UTF8 is the much more common format these days (due to the Web).
compares ADO- and FSO-LineParsing, based on the content IliaPreston
has posted (in UTF16-LE-Mode, since that's the only mode the FSO supports) -
and a second comparison (using the same content, but encoded as UTF8)
is also included, this time comparing ADO-UTF8-mode with the UTF8-Parser
which comes with vbRichClient5.
Here's a ScreenShot:
RC5-Parsing being the fastest - and that timing includes not only the
parsing of the current lines content into a String-Variable (as in the other 3 cases),
but already splitting that Line-String into its two separate components
(english and russian words) - as well as the import of all lines as new
records into a DB-Table, which then stands ready for convenient querying.
For performance-comparisons (also with the RC5-LineParser-Class, which
is much faster), see the attached project further below...
Thanks for that! Now we know which approach is best in a given scenario.
On Local Error Resume Next: If Not Empty Is Nothing Then Do While Null: ReDim i(True To False) As Currency: Loop: Else Debug.Assert CCur(CLng(CInt(CBool(False Imp True Xor False Eqv True)))): Stop: On Local Error GoTo 0
Thanks for all the great advice.
One thing that I need to understand is that if I use the ADO or the FSO approach, is there a guarantee that they loop through from the very first line, and then second, and then third line, and so on until the last line in the text file or is it possible that they might lose the sequence for example can they ever read the third line, and then the first line and then the 4th line, and then 6th line and then 5th line?
Is the sequence guaranteed or can they read lines out of sequence?
The reason that I ask this is that I am trying to search a text file for a substring and the program should find the line number where that substring is located. So, if the substring is found in a line that is read in the third run of the loop, can we be 100% sure that the substring is located in the 3rd line of the text file?
Your question makes no sense to me.
The byte order of a file will not change, this has nothing to do with actual way the file stored on a storage device.
Both of the ADO Stream object and the FileSystemObject always reads lines sequentially from the first through the last. The Stream object's ReadText documentation indirectly provided proof of this fact:
Originally Posted by MSDN
ReadText cannot be used to read backwards.
Note that the FileSystemObject has a (read-only) property called Line"that returns the current line number in a TextStream file", so you don't have to keep track of the current line number yourself if you're using that object.
On Local Error Resume Next: If Not Empty Is Nothing Then Do While Null: ReDim i(True To False) As Currency: Loop: Else Debug.Assert CCur(CLng(CInt(CBool(False Imp True Xor False Eqv True)))): Stop: On Local Error GoTo 0
Note that the FileSystemObject has a (read-only) property called Line "that returns the current line number in a TextStream file", so you don't have to keep track of the current line number yourself if you're using that object
Thanks for that "Line" property.
Is there also another property that would give me the total number of lines in the file?

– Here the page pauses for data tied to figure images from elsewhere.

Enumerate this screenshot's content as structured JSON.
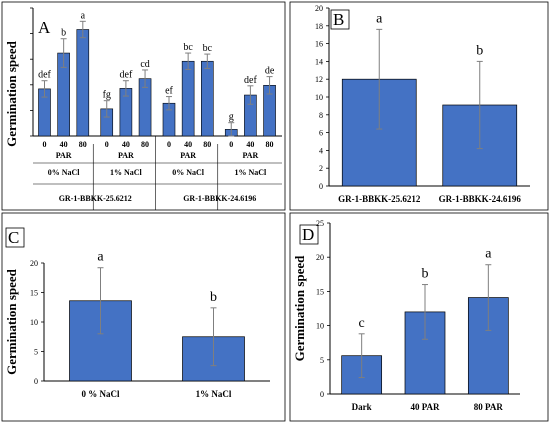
{
  "chart_data": [
    {
      "panel": "A",
      "type": "bar",
      "ylabel": "Germination speed",
      "ylim": [
        0,
        25
      ],
      "ticks": [
        0,
        5,
        10,
        15,
        20,
        25
      ],
      "show_y_ticklabels": false,
      "groups": [
        {
          "genotype": "GR-1-BBKK-25.6212",
          "salinity": "0% NaCl",
          "x_title": "PAR",
          "categories": [
            "0",
            "40",
            "80"
          ],
          "values": [
            9.2,
            16.2,
            20.8
          ],
          "errors": [
            1.6,
            2.8,
            1.6
          ],
          "letters": [
            "def",
            "b",
            "a"
          ]
        },
        {
          "genotype": "GR-1-BBKK-25.6212",
          "salinity": "1% NaCl",
          "x_title": "PAR",
          "categories": [
            "0",
            "40",
            "80"
          ],
          "values": [
            5.3,
            9.3,
            11.2
          ],
          "errors": [
            1.6,
            1.5,
            1.7
          ],
          "letters": [
            "fg",
            "def",
            "cd"
          ]
        },
        {
          "genotype": "GR-1-BBKK-24.6196",
          "salinity": "0% NaCl",
          "x_title": "PAR",
          "categories": [
            "0",
            "40",
            "80"
          ],
          "values": [
            6.4,
            14.6,
            14.6
          ],
          "errors": [
            1.3,
            1.6,
            1.4
          ],
          "letters": [
            "ef",
            "bc",
            "bc"
          ]
        },
        {
          "genotype": "GR-1-BBKK-24.6196",
          "salinity": "1% NaCl",
          "x_title": "PAR",
          "categories": [
            "0",
            "40",
            "80"
          ],
          "values": [
            1.3,
            8.0,
            9.9
          ],
          "errors": [
            1.3,
            1.8,
            1.7
          ],
          "letters": [
            "g",
            "def",
            "de"
          ]
        }
      ],
      "genotypes": [
        "GR-1-BBKK-25.6212",
        "GR-1-BBKK-24.6196"
      ]
    },
    {
      "panel": "B",
      "type": "bar",
      "categories": [
        "GR-1-BBKK-25.6212",
        "GR-1-BBKK-24.6196"
      ],
      "values": [
        12.0,
        9.1
      ],
      "errors": [
        5.6,
        4.9
      ],
      "letters": [
        "a",
        "b"
      ],
      "ylim": [
        0,
        20
      ],
      "ticks": [
        0,
        2,
        4,
        6,
        8,
        10,
        12,
        14,
        16,
        18,
        20
      ]
    },
    {
      "panel": "C",
      "type": "bar",
      "ylabel": "Germination speed",
      "categories": [
        "0 % NaCl",
        "1% NaCl"
      ],
      "values": [
        13.6,
        7.5
      ],
      "errors": [
        5.6,
        4.9
      ],
      "letters": [
        "a",
        "b"
      ],
      "ylim": [
        0,
        20
      ],
      "ticks": [
        0,
        5,
        10,
        15,
        20
      ]
    },
    {
      "panel": "D",
      "type": "bar",
      "ylabel": "Germination speed",
      "categories": [
        "Dark",
        "40 PAR",
        "80 PAR"
      ],
      "values": [
        5.6,
        12.0,
        14.1
      ],
      "errors": [
        3.2,
        4.0,
        4.8
      ],
      "letters": [
        "c",
        "b",
        "a"
      ],
      "ylim": [
        0,
        25
      ],
      "ticks": [
        0,
        5,
        10,
        15,
        20,
        25
      ]
    }
  ],
  "colors": {
    "bar": "#4472c4",
    "bar_edge": "#000000",
    "error": "#7f7f7f",
    "axis": "#000000",
    "frame": "#000000"
  }
}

I searched for such thing and looks like (correct me if I am wrong) that there isn't. For example this page: https://msdn.microsoft.com/en-us/lib...=vs.84%29.aspx
doesn't list any such property that would give the total number of lines.
I would read lines until I reach the end of the file in order to obtain the total count of the file lines then.
Is there any better way of obtaining the total count of the file lines?
Thanks.
The number of lines can only be retrieved when processing the whole file.
Unless each line has the same lenght then you can calculate the number of lines based on the length of the first line and the total size of the file.